The Science and Technology Committee has elected its new members

The topic of diversity in the technology industry has been on many people’s minds of late – especially following various reports of sexual discrimination in the Silicon Valley tech scene and the infamous Google Memo.

With the media also focussed heavily on issues such as pay parity, it came as a shock to many when the Science and Technology Committee responsible for advising and scrutinising government policy appointed eight white, middle aged men to represent the industry.

A Tweet announcing the new all-male Select Committee “up and running” was met with scorn as many in and outside of the science, technology, engineering and maths (Stem) industries criticised the lack of diversity in the line-up.

Some labelled the line-up “disappointing” while others criticised knowledge scope of those selected, claiming many had a lack of background in science and technology.

Others pointed to the line-up as highlighting a “weakness” in the self-nomination process for Select Committees – it’s widely claimed that women are less likely to put themselves forward for roles than men.
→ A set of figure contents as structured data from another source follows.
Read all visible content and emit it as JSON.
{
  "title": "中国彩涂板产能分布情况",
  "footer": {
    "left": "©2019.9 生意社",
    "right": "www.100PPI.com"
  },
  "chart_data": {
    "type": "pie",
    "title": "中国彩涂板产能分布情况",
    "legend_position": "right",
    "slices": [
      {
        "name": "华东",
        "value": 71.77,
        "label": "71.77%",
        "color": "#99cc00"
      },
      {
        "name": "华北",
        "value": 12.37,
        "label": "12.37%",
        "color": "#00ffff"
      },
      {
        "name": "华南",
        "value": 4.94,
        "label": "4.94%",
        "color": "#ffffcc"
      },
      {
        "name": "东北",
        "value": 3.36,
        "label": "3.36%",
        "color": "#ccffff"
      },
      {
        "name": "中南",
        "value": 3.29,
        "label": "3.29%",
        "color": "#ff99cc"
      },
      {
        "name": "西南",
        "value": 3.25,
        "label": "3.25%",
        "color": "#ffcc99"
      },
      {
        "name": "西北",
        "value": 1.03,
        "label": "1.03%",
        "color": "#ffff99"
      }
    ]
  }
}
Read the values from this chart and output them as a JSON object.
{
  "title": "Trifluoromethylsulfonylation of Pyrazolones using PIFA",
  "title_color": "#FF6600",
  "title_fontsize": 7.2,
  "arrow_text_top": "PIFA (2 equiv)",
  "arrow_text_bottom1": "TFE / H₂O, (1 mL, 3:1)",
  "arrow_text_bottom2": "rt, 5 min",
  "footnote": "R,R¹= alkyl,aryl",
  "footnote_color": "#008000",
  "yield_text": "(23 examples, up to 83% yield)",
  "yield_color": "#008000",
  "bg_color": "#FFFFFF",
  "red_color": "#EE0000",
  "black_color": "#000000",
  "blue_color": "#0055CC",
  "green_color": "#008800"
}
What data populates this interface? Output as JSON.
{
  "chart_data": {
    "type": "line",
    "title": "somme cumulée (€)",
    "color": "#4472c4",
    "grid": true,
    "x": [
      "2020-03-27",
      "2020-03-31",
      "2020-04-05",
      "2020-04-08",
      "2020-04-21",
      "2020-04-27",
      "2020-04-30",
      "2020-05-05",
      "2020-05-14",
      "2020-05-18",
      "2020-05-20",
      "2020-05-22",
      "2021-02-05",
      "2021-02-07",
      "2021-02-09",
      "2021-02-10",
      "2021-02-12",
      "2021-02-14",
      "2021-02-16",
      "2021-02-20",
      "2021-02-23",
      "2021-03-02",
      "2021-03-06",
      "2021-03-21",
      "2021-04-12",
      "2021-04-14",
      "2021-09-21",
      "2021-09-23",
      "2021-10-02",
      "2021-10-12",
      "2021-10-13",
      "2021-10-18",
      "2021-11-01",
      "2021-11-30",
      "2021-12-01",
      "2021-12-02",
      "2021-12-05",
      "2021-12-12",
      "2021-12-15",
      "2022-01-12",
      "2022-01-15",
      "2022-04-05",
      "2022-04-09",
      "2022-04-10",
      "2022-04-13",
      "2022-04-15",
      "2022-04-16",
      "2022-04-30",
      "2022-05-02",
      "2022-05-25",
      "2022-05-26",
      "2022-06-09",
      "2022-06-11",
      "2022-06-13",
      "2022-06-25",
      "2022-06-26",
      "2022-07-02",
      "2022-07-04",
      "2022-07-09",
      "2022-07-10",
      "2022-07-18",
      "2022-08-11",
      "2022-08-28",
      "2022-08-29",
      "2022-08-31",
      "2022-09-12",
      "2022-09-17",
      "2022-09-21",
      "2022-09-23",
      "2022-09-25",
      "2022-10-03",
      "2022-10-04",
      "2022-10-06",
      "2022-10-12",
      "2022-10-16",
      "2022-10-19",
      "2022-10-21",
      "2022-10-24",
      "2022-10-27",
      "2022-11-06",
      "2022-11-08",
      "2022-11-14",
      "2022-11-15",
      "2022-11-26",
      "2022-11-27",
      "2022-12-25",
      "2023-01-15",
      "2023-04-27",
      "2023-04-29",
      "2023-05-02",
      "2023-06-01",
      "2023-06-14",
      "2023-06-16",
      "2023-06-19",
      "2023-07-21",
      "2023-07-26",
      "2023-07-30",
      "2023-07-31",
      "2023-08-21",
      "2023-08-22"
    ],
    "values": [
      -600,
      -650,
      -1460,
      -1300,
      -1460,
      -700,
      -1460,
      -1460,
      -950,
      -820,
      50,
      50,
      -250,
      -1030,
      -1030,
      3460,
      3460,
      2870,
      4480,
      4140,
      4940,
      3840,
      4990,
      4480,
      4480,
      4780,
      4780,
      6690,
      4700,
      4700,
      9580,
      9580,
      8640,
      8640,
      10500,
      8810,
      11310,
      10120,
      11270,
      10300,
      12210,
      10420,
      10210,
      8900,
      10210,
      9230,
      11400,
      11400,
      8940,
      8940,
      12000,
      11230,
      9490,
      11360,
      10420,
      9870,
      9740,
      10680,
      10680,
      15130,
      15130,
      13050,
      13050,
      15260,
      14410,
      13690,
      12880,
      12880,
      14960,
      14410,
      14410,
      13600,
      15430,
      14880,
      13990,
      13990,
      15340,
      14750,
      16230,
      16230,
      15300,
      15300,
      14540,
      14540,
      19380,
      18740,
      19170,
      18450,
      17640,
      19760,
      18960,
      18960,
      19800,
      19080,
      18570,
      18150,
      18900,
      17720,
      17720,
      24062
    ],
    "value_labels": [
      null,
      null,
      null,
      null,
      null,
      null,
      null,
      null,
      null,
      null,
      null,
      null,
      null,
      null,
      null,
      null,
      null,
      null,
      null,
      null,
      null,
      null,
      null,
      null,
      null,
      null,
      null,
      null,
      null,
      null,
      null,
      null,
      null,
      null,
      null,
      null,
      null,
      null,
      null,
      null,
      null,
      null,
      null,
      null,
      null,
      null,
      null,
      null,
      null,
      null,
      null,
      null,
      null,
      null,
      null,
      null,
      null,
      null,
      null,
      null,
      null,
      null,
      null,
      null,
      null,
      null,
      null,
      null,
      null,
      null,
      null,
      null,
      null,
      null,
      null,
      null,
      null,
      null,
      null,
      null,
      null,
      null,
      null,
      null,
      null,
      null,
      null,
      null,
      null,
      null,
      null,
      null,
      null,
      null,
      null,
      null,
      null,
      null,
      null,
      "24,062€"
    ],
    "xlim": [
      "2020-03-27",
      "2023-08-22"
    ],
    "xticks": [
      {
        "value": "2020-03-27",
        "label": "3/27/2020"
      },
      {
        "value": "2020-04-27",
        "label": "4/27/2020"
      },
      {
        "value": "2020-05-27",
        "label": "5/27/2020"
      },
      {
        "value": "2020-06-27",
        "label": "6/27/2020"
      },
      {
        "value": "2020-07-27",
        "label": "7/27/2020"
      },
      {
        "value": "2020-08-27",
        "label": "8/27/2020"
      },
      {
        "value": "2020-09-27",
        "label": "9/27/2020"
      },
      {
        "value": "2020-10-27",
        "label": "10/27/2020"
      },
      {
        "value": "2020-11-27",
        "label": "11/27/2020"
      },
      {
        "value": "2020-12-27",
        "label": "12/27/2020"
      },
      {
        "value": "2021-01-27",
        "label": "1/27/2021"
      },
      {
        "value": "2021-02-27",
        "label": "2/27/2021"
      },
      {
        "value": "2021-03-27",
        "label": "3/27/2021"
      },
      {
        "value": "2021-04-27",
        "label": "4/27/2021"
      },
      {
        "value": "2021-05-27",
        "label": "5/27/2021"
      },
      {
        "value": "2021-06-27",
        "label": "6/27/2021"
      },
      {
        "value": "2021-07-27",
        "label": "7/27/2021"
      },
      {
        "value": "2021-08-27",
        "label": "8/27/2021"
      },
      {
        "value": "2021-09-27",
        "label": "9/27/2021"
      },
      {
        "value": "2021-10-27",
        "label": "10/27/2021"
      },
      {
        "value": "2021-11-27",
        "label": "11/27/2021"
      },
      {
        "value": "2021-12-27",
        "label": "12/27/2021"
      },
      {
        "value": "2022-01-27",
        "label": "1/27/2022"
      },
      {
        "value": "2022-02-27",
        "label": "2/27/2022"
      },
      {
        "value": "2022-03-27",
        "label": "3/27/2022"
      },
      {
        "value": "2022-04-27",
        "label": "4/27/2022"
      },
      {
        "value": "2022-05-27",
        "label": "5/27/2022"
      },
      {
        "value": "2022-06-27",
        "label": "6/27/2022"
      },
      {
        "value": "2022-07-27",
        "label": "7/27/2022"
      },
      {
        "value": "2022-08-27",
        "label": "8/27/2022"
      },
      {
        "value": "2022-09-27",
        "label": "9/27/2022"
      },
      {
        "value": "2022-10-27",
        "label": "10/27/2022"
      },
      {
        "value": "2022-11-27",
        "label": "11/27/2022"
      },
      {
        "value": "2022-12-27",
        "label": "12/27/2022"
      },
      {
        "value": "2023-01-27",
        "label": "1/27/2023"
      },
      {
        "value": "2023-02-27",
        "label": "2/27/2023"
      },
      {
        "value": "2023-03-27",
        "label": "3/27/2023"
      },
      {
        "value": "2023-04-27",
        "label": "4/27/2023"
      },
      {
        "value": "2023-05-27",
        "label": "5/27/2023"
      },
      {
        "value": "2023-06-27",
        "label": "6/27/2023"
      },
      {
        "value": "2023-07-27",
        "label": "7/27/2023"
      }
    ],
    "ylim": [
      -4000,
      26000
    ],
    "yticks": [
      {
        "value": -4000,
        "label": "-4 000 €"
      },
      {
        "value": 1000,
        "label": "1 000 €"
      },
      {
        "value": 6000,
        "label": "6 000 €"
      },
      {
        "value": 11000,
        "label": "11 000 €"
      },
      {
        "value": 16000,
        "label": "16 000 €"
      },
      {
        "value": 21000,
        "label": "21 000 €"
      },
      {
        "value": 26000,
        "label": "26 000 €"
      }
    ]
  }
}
Hindsight can be a wonderful thing, and following the backlash in the wake of the announcement, the new chair if the committee, Norman Lamb, wrote a letter to various Government officials to urge that diversity was taken into account during the selection of the remaining three places in the committee.

He said: “The practice is for parties to run their own processes to identify members to put forward for the House’s approval, but this has resulted in no women currently being nominated for my committee. I am concerned that this will affect the ability of the committee to perform its role effectively.”

A woman, Vicky Ford, has since been appointed to one of those positions, and she has already felt it necessary to highlight on Twitter that she was not given the position as a result of tokenism but “on merit”.

I know a lot of men in the industry who are doing everything they can to try and further diversity in the tech workplace – but they’re not necessarily the ones influencing government policy and more needs to be done to ensure these decision makers reflect wider society.

It has always been widely highlighted that a large number of those who use technology and influence buying decision in the household are women, and yet many are not represented throughout the industry.

Unless women and those in other minority groups are part of the conversation surrounding the development and legislation of technology it is very likely these technologies will not be built to cater for everyone.

Personally, a last minute plea for diversity with only a few spaces left to fill is too little too late – Lamb’s call for a review of “the way in which parties invite nominations” to encourage gender and other types of diversity needs to be seriously addressed.